LE SERVICE SANITAIRE.
Le cadre général de l'organisation des services d'Assistance
à Colomb-Béchar et à Kenadsa est celui des Territoires
du Sud. Mais l'essor industriel de la région, cause directe de
l'accroissement de la population, a rendu indispensable le développement
du Service de Santé.
2 hôpitaux, l'un à Colomb-Béchar,
l'autre à Kenadza ;
2 infirmeries indigènes ;
3 postes de secours ;
tel est le bilan actuel des réalisations effectuées.

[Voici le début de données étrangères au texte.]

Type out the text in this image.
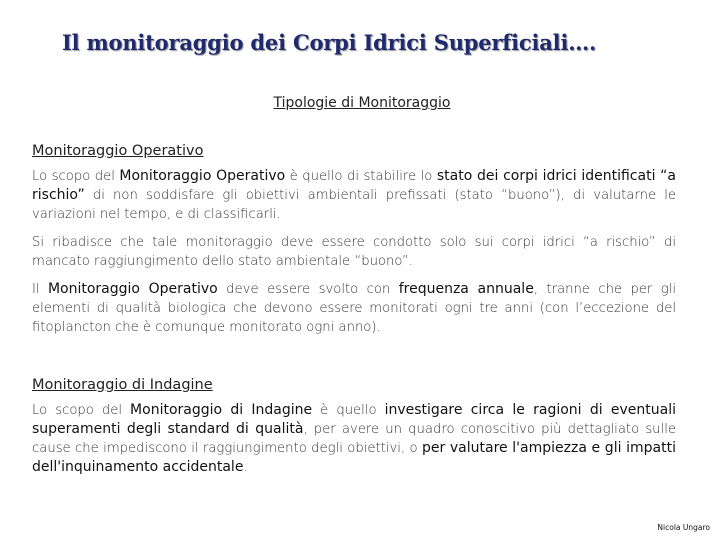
Il monitoraggio dei Corpi Idrici Superficiali….
Tipologie di Monitoraggio
Monitoraggio Operativo

Lo scopo del Monitoraggio Operativo è quello di stabilire lo stato dei corpi idrici identificati “a rischio” di non soddisfare gli obiettivi ambientali prefissati (stato “buono”), di valutarne le variazioni nel tempo, e di classificarli.

Si ribadisce che tale monitoraggio deve essere condotto solo sui corpi idrici “a rischio” di mancato raggiungimento dello stato ambientale “buono”.

Il Monitoraggio Operativo deve essere svolto con frequenza annuale, tranne che per gli elementi di qualità biologica che devono essere monitorati ogni tre anni (con l’eccezione del fitoplancton che è comunque monitorato ogni anno).

Monitoraggio di Indagine

Lo scopo del Monitoraggio di Indagine è quello investigare circa le ragioni di eventuali superamenti degli standard di qualità, per avere un quadro conoscitivo più dettagliato sulle cause che impediscono il raggiungimento degli obiettivi, o per valutare l'ampiezza e gli impatti dell'inquinamento accidentale.

Nicola Ungaro
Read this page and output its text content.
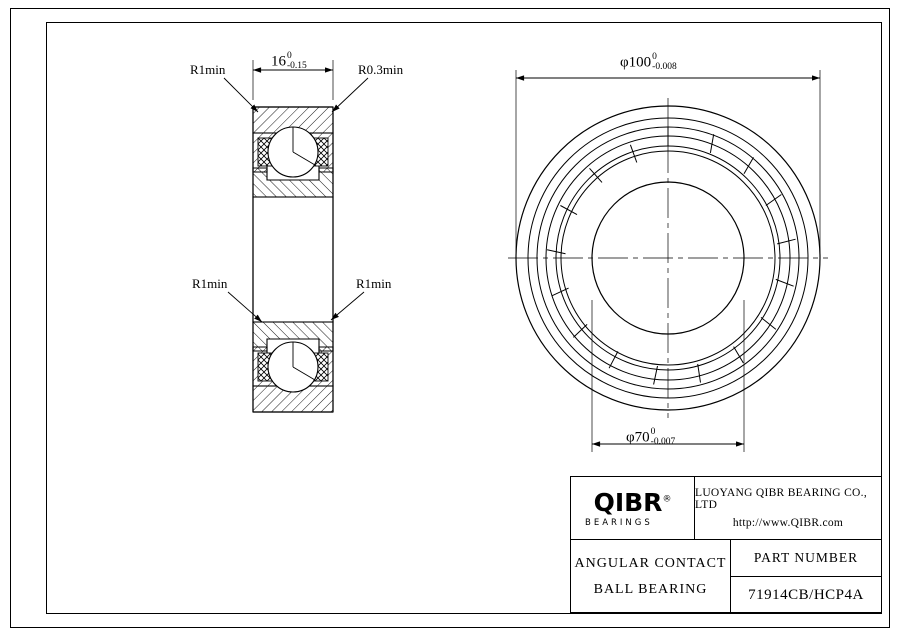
R1min	R0.3min
R1min	R1min
16 0
-0.15	φ100 0
-0.008
φ70 0
-0.007
QIBR®
BEARINGS
LUOYANG QIBR BEARING CO., LTD
http://www.QIBR.com
ANGULAR CONTACT
BALL BEARING
PART NUMBER
71914CB/HCP4A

L'ancien hôpital de Colomb-Béchar, agrandi successivement
au cours des dernières années, modernisé, vient de
mettre en service, il y a trois mois à peine, ses derniers bâtiments
dont une maternité de 15 lits.
Avec son pavillon d'officiers, véritable villa mauresque, confortable
et fraîche, sa pharmacie moderne, ouverte à tous les habitants,
son laboratoire, sa salle d'opérations et ses 250 lits, cet hôpital,
sur lequel sont dirigés les malades graves de la région,
peut soutenir avantageusement la comparaison avec beaucoup de ceux du
Nord.
Bâtiment moderne et sobre, actuellement en voie d'achèvement,
l'hôpital de Kenadsa, aménagé provisoirement pour
recevoir 30 malades, pourra normalement porter son effectif à 80
dans quelques mois.
Doté d'une salle d'opérations, véritable modèle
du genre, de deux chambres climatisées, ce petit hôpital,
qui doit prochainement recevoir un appareil de radiographie, pourra ainsi
subvenir à tous les besoins de Kenadsa et dispenser les malades
graves d'un transport dangereux sur une piste de e tôle ondulée
" jusqu'à Colomb-Béchar.
Hôpitaux, infirmeries indigènes et postes de secours, périodiquement
visités, permettent la régularité des services de
consultations gratuites, de vaccinations et l'organisation de la lutte
contre les épidémies et les affectations oculaires, en particulier
la conjonctivite granuleuse ou trachôme, si fréquente dans
la région.
C'est avec un dévouement inlassable que les médecins militaires
chargés de l'assistance aux populations prodiguent soins, consultations
et visites, et le seul médecin de Kenadsa assure le fonctionnement
d'un hôpital, d'une infirmerie indigène, de deux postes de
secours éloignés d'une vingtaine de kilomètres donnant,
la plupart du temps, plus de 100 consultations dans la journée.
L'ENSEIGNEMENT.
C'est dans des bâtiments clairs et fort bien aménagés
que le groupe scolaire de Colomb-Béchar prospère et se ramifie.
1906: 1 classe mixte ;
1911: 2 classes (filles et garçons) ; 1933: 6
classes ;
1946: 18 classes, dont 12 pour les enfants musulmans
500 enfants scolarisés.
Étant donné les conditions matérielles actuelles
et le manque de locaux, la plupart des nouvelles classes créées
fonctionnent à mi-temps.
Un cours complémentaire fonctionne et le programme d'extension
du groupe qui comprend l'aménagement de quatre nouvelles classes
prévoit également la création d'un cours d'enseignement
professionnel où les élèves se spécialiseront
dans le travail du cuir et du bois.
7 classes fonctionnent actuellement à Kenadsa, dont 4 au village
européens, 2 au vieux Ksar, ouvertes en janvier 1946 pour 80 enfants
musulmans, et 1 au nouveau Ksar. Souvent créés dans des
locaux de fortune, mais toujours dans des conditions d'hygiène
excellentes, ces classes du vieux Ksar seront remplacées dès
que les conditions matérielles le permettront, par une école
moderne conçue dans le style des constructions des cités
ouvrières.
L'ORGANISATION DU RAVITAILLEMENT A KENADSA ET
BECHAR DJEDID.
A une époque où la question du ravitaillement se pose d'une
façon angoissante dans pas mal de villes de France et d'Algérie,
il est reposant et rassurant de visiter l'économat de Kenadsa.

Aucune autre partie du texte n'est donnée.